A Hinton diagram encodes sign with the most basic visual distinction possible: black vs white. There is no perceptual ambiguity.

set.seed(3)
# Simulate a correlation matrix
S <- matrix(c(
   1.00,  0.72, -0.35,  0.15,
   0.72,  1.00, -0.21,  0.08,
  -0.35, -0.21,  1.00, -0.58,
   0.15,  0.08, -0.58,  1.00
), 4, 4)
vars <- c("IQ", "Memory", "Anxiety", "Stress")
rownames(S) <- colnames(S) <- vars

df_cor <- matrix_to_hinton(S)

ggplot(df_cor, aes(x = col, y = row, weight = weight)) +
  geom_hinton() +
  scale_fill_hinton() +
  scale_x_continuous(breaks = 1:4, labels = vars) +
  scale_y_continuous(breaks = 1:4, labels = rev(vars)) +
  coord_fixed() +
  theme_hinton() +
  labs(title = "Correlation matrix",
       subtitle = "White = positive, black = negative")

Notice how the Anxiety-Stress negative correlation is immediately visible as a large black square, while the small positive IQ-Stress correlation is nearly absent.

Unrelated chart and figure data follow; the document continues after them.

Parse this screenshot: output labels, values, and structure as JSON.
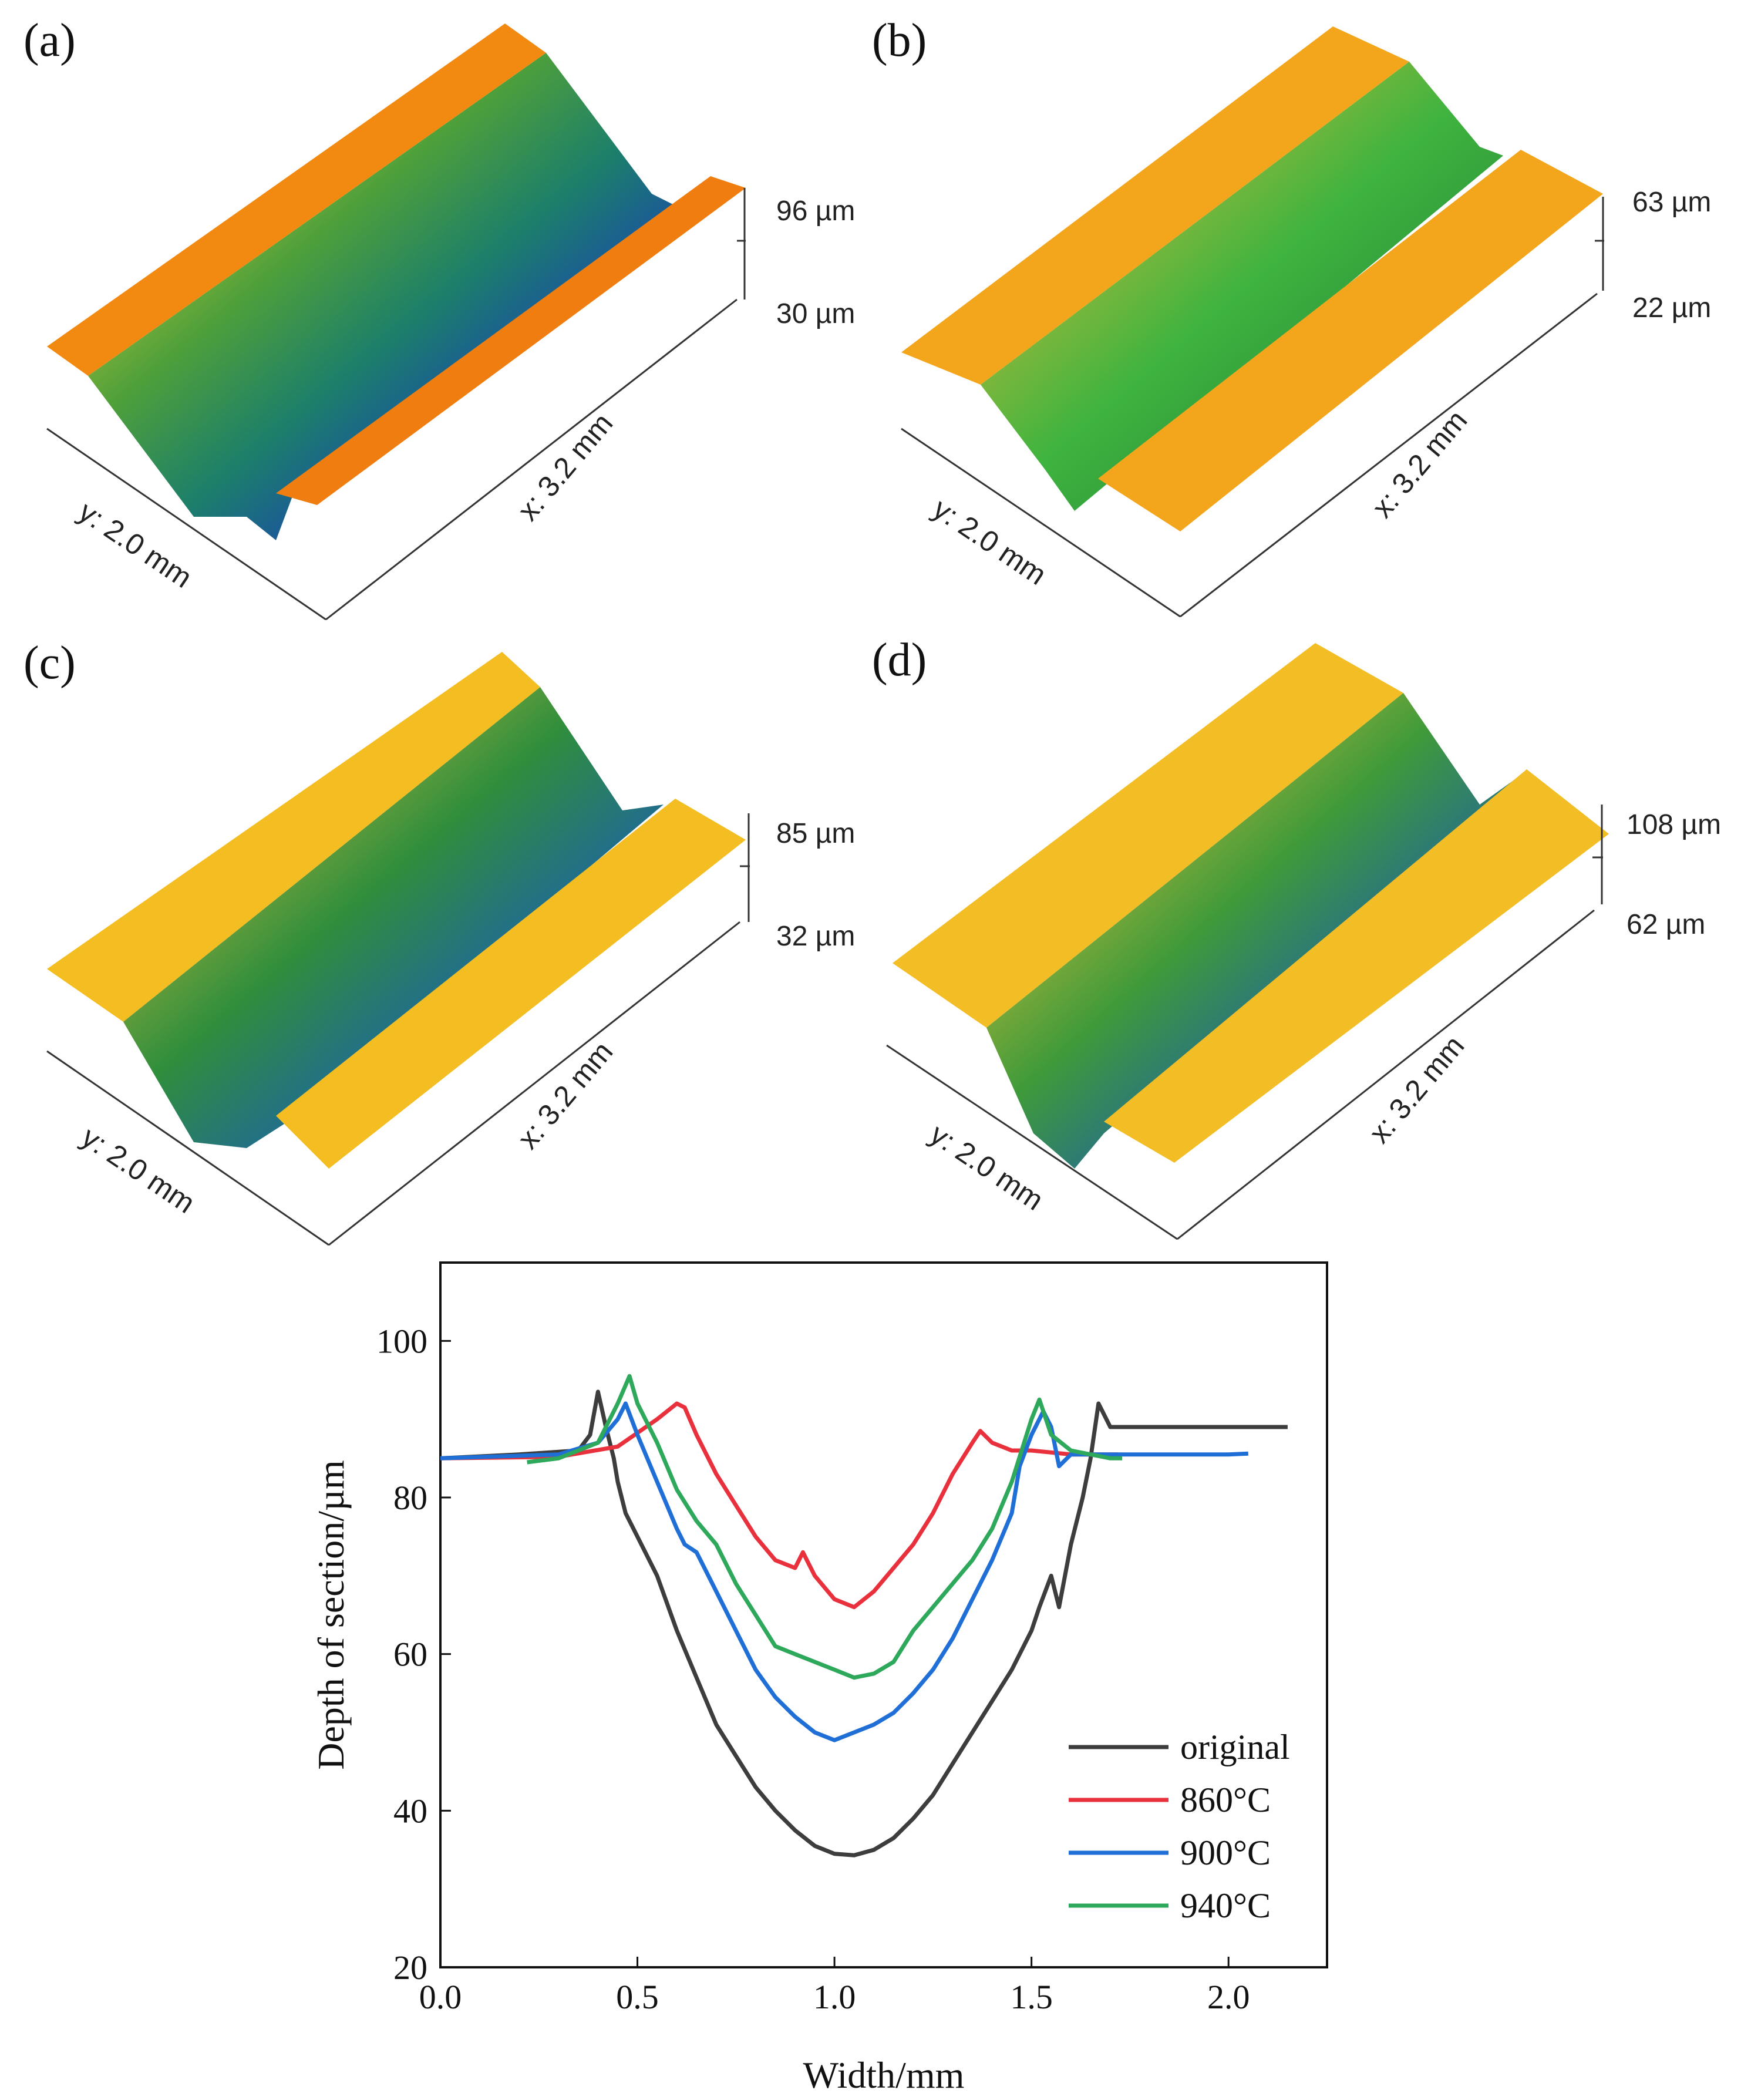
{
  "colors": {
    "original": "#3d3d3d",
    "c860": "#e8313c",
    "c900": "#1f6fd6",
    "c940": "#2ea85a",
    "surface_a": "#f28a12",
    "surface_b": "#f3a51c",
    "surface_c": "#f4bd22",
    "surface_d": "#f3bd25"
  },
  "panels": [
    {
      "id": "a",
      "label": "(a)",
      "scale_top": "96 µm",
      "scale_bottom": "30 µm",
      "x_dim": "x: 3.2 mm",
      "y_dim": "y: 2.0 mm"
    },
    {
      "id": "b",
      "label": "(b)",
      "scale_top": "63 µm",
      "scale_bottom": "22 µm",
      "x_dim": "x: 3.2 mm",
      "y_dim": "y: 2.0 mm"
    },
    {
      "id": "c",
      "label": "(c)",
      "scale_top": "85 µm",
      "scale_bottom": "32 µm",
      "x_dim": "x: 3.2 mm",
      "y_dim": "y: 2.0 mm"
    },
    {
      "id": "d",
      "label": "(d)",
      "scale_top": "108 µm",
      "scale_bottom": "62 µm",
      "x_dim": "x: 3.2 mm",
      "y_dim": "y: 2.0 mm"
    }
  ],
  "chart_data": {
    "type": "line",
    "title": "",
    "xlabel": "Width/mm",
    "ylabel": "Depth of section/µm",
    "xlim": [
      0.0,
      2.25
    ],
    "ylim": [
      20,
      110
    ],
    "xticks": [
      "0.0",
      "0.5",
      "1.0",
      "1.5",
      "2.0"
    ],
    "yticks": [
      "20",
      "40",
      "60",
      "80",
      "100"
    ],
    "legend_position": "bottom-right",
    "series": [
      {
        "name": "original",
        "color": "#3d3d3d",
        "x": [
          0.0,
          0.2,
          0.35,
          0.38,
          0.4,
          0.42,
          0.44,
          0.45,
          0.47,
          0.5,
          0.55,
          0.6,
          0.65,
          0.7,
          0.75,
          0.8,
          0.85,
          0.9,
          0.95,
          1.0,
          1.05,
          1.1,
          1.15,
          1.2,
          1.25,
          1.3,
          1.35,
          1.4,
          1.45,
          1.5,
          1.52,
          1.55,
          1.57,
          1.6,
          1.63,
          1.65,
          1.67,
          1.68,
          1.7,
          1.8,
          2.0,
          2.15
        ],
        "y": [
          85,
          85.5,
          86,
          88,
          93.5,
          89,
          85,
          82,
          78,
          75,
          70,
          63,
          57,
          51,
          47,
          43,
          40,
          37.5,
          35.5,
          34.5,
          34.3,
          35,
          36.5,
          39,
          42,
          46,
          50,
          54,
          58,
          63,
          66,
          70,
          66,
          74,
          80,
          85,
          92,
          91,
          89,
          89,
          89,
          89
        ]
      },
      {
        "name": "860°C",
        "color": "#e8313c",
        "x": [
          0.0,
          0.3,
          0.45,
          0.55,
          0.6,
          0.62,
          0.65,
          0.7,
          0.75,
          0.8,
          0.85,
          0.9,
          0.92,
          0.95,
          1.0,
          1.05,
          1.1,
          1.15,
          1.2,
          1.25,
          1.3,
          1.35,
          1.37,
          1.4,
          1.45,
          1.5,
          1.6,
          1.72
        ],
        "y": [
          85,
          85.2,
          86.5,
          90,
          92,
          91.5,
          88,
          83,
          79,
          75,
          72,
          71,
          73,
          70,
          67,
          66,
          68,
          71,
          74,
          78,
          83,
          87,
          88.5,
          87,
          86,
          86,
          85.5,
          85.5
        ]
      },
      {
        "name": "900°C",
        "color": "#1f6fd6",
        "x": [
          0.0,
          0.3,
          0.4,
          0.45,
          0.47,
          0.5,
          0.55,
          0.6,
          0.62,
          0.65,
          0.68,
          0.7,
          0.75,
          0.8,
          0.85,
          0.9,
          0.95,
          1.0,
          1.05,
          1.1,
          1.15,
          1.2,
          1.25,
          1.3,
          1.35,
          1.4,
          1.45,
          1.47,
          1.5,
          1.53,
          1.55,
          1.57,
          1.6,
          1.7,
          1.8,
          2.0,
          2.05
        ],
        "y": [
          85,
          85.5,
          87,
          90,
          92,
          88,
          82,
          76,
          74,
          73,
          70,
          68,
          63,
          58,
          54.5,
          52,
          50,
          49,
          50,
          51,
          52.5,
          55,
          58,
          62,
          67,
          72,
          78,
          84,
          88,
          91,
          89,
          84,
          85.5,
          85.5,
          85.5,
          85.5,
          85.6
        ]
      },
      {
        "name": "940°C",
        "color": "#2ea85a",
        "x": [
          0.22,
          0.3,
          0.4,
          0.45,
          0.48,
          0.5,
          0.55,
          0.6,
          0.65,
          0.7,
          0.75,
          0.8,
          0.85,
          0.9,
          0.95,
          1.0,
          1.05,
          1.1,
          1.15,
          1.2,
          1.25,
          1.3,
          1.35,
          1.4,
          1.45,
          1.5,
          1.52,
          1.55,
          1.6,
          1.65,
          1.7,
          1.73
        ],
        "y": [
          84.5,
          85,
          87,
          92,
          95.5,
          92,
          87,
          81,
          77,
          74,
          69,
          65,
          61,
          60,
          59,
          58,
          57,
          57.5,
          59,
          63,
          66,
          69,
          72,
          76,
          82,
          90,
          92.5,
          88,
          86,
          85.5,
          85,
          85
        ]
      }
    ]
  }
}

When other visualisations are better

Hinton diagrams are not universally superior. Other visualisations may be better when:

  • The matrix is large (say, > 50x50). Hinton squares become tiny and the visual advantage becomes less clear.
  • You need to communicate exact values: Hinton diagrams prioritize relative visual impression. Other representations with numeric labels may be a better choice if precision is important.
  • Continuous gradients matter more than individual entries (e.g., a spatial field like temperature over a map).